“I did it last night,” he said; “it’s a large hole; he’ll never be discovered there. And now the thing is to get him.”

“Oh, Dave, how will you manage that?”

“Trust me, Fly. Even if I do run a risk, I don’t care. Anything is better than the chance of Flower getting into another of her passions.”

“Oh, anything, of course,” said Fly. “Are you going to kill him, Dave?”

“No. The hole is big; he can move about in it. What I thought of was this—we’d sell him.”

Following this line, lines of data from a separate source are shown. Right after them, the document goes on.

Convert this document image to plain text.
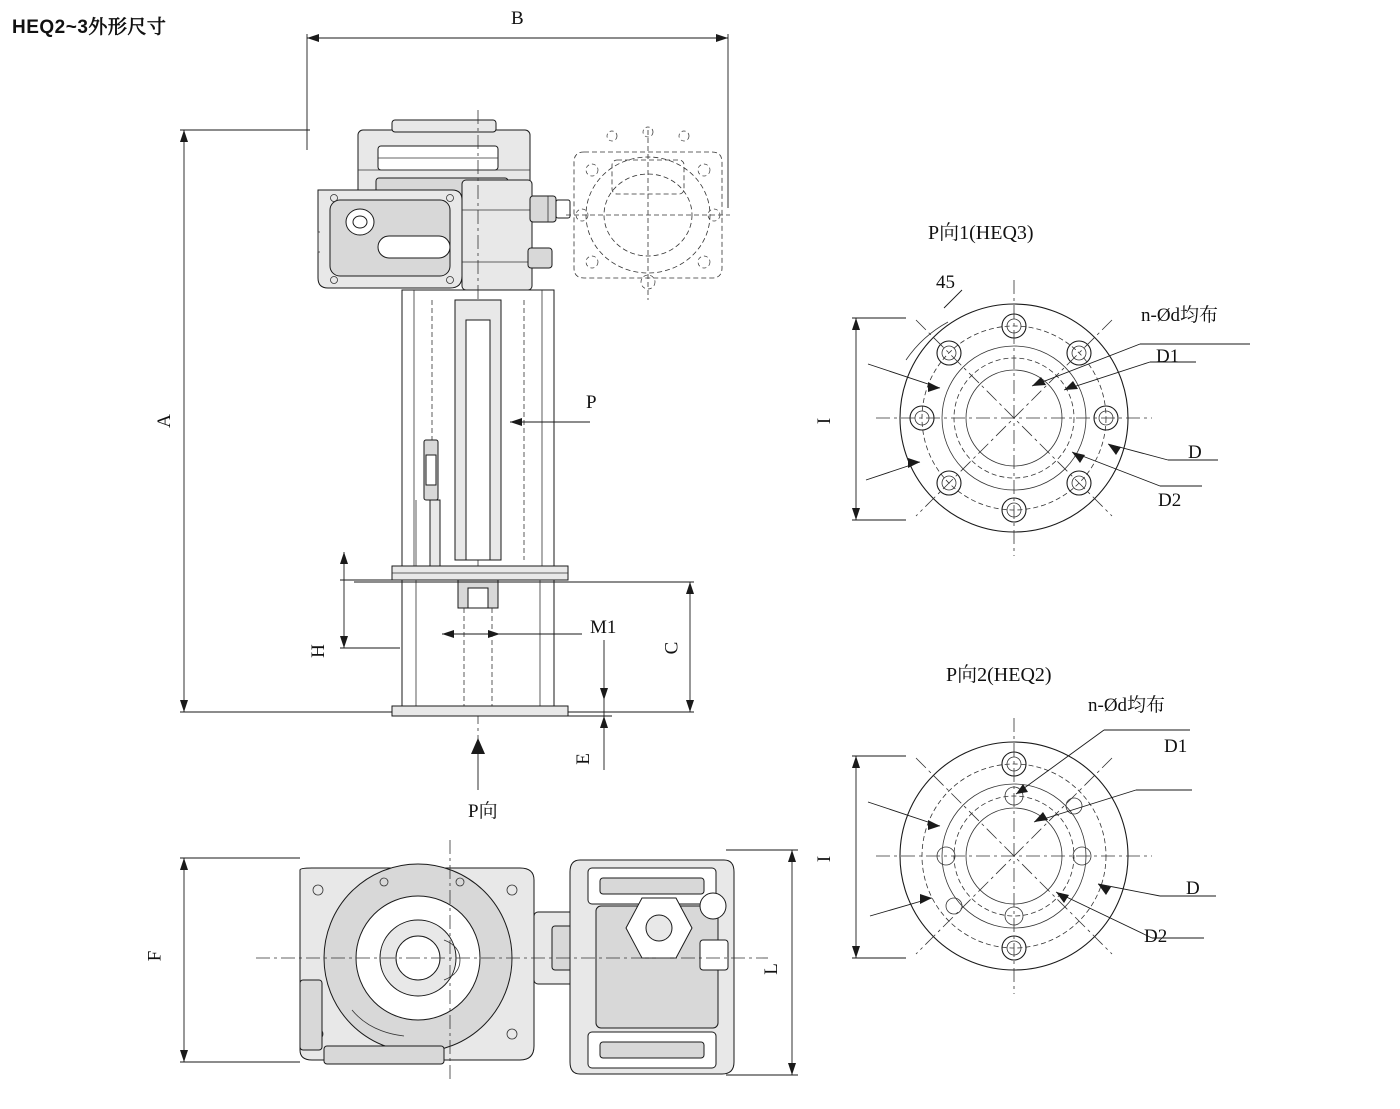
HEQ2~3外形尺寸	B
A
P
M1
H	C
E
P向
F
L
P向1(HEQ3)
45
n-Ød均布
D1
D
D2
I
P向2(HEQ2)
n-Ød均布
D1
D
D2
I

“Sell him? But he isn’t ours.”

“No matter! He’s a public nuisance, and he must be got rid of. There are often men wandering on the moor who would be glad to buy a small dog like Scorpion. They’d very likely give us a shilling for him. Then we’d drop the shilling into Mrs. Cameron’s purse. Don’t you see? She’d never know how it got there. Then, you understand, it would really have been Mrs. Cameron who sold Scorpion.”

“Oh, delicious!” exclaimed Fly. “She’d very likely spend the money on postage stamps to send round begging charity letters.”

“So Scorpion would have done good in the end,” propounded David. “But come along now, Fly. The difficult thing is to catch the little brute.”

It was still very early in the morning, and the corridors and passages were quite dark. David and Fly, however, could feel their way about like little mice, and they soon found themselves outside the door of the green room, which was devoted to Mrs. Cameron.